Hezbollah Commandos Are Back on Israel’s Border, and They’re Armed With the Element of Surprise

The main change that has taken place over the past year on the Israeli-Lebanese border involves Hezbollah’s new military preparedness. Following about five years in which most of Hezbollah’s efforts, and most of the people in its top units, were mired in the Syrian civil war, the fighters have returned home, to southern Lebanon.

Members of Hezbollah’s Radwan commando force have been released from the Assad regime’s battle for survival and have returned to their original positions in Lebanon, near the front line.
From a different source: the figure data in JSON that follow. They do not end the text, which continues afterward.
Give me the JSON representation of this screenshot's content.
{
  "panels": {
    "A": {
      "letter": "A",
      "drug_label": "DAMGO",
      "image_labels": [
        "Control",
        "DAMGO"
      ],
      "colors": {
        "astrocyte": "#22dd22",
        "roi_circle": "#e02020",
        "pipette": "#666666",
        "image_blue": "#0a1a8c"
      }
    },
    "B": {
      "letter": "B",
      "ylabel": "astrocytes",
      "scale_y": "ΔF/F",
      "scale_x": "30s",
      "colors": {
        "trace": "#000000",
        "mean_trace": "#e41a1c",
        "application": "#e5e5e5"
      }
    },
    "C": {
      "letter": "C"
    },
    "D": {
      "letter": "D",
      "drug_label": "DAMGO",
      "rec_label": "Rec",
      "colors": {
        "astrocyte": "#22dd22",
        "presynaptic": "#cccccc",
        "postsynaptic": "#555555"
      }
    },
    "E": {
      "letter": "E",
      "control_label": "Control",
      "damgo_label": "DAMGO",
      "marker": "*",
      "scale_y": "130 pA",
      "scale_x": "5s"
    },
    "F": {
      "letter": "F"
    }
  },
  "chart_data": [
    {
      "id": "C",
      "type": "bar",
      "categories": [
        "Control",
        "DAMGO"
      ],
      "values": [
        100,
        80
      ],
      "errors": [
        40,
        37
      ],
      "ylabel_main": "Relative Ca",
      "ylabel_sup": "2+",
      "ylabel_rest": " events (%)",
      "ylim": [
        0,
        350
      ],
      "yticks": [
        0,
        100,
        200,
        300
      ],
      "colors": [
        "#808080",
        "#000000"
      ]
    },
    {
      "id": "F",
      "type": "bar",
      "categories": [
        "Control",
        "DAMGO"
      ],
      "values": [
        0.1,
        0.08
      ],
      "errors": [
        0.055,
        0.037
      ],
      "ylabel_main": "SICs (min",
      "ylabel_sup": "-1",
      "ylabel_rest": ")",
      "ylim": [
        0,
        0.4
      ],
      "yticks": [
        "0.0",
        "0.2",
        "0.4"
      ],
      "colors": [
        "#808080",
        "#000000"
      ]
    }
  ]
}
Some of the units are deployed relatively close to the border with Israel, with a presence south of the Litani River as well, in violation of the terms of the cease-fire spelled out in UN Security Council Resolution 1701 at the end of the 2006 Second Lebanon War.

At an observation post overlooking Lebanon from the Israeli side of the border, it’s possible to make out observation points facing in the other direction, which were established by Hezbollah more than two years ago on the pretext that they belonged to an environmental group. Some of Hezbollah’s activities along the border are carried out in civilian garb and without weapons being visible, in coordination with the Lebanese army. But Israeli intelligence has been gathering documented proof of the activity, as part of its regular wrangling with Lebanon over violations of UN resolutions.

In the Israeli army, it has been difficult to identify which of the activists are Radwan members and which belong to Hezbollah’s regional defense network, which has been deployed in the south over the years: Commando activists move around differently and are equipped differently from regional activists.

Hezbollah’s years of fighting in Syria alongside Iranian Revolutionary Guards and Russian army officers have given the organization and its commanders critical experience in fields that were unfamiliar to them in the past. This experience, however, came coupled with heavy loses. (In Israel the estimate is that about 2,000 Hezbollah fighters were killed and more than 8,000 were wounded).

But the return to the south gives Hezbollah another advantage: The proximity of its top units to the border theoretically shortens the time it needs to carry out a surprise attack against Israel, in the nature of a move talked about it recent years – a surprise takeover of communities or Israeli army positions along the border.

The General Staff and Northern Command officers are aware of this risk and a number of changes have been made in the army’s defense and intelligence alignment to thwart the danger.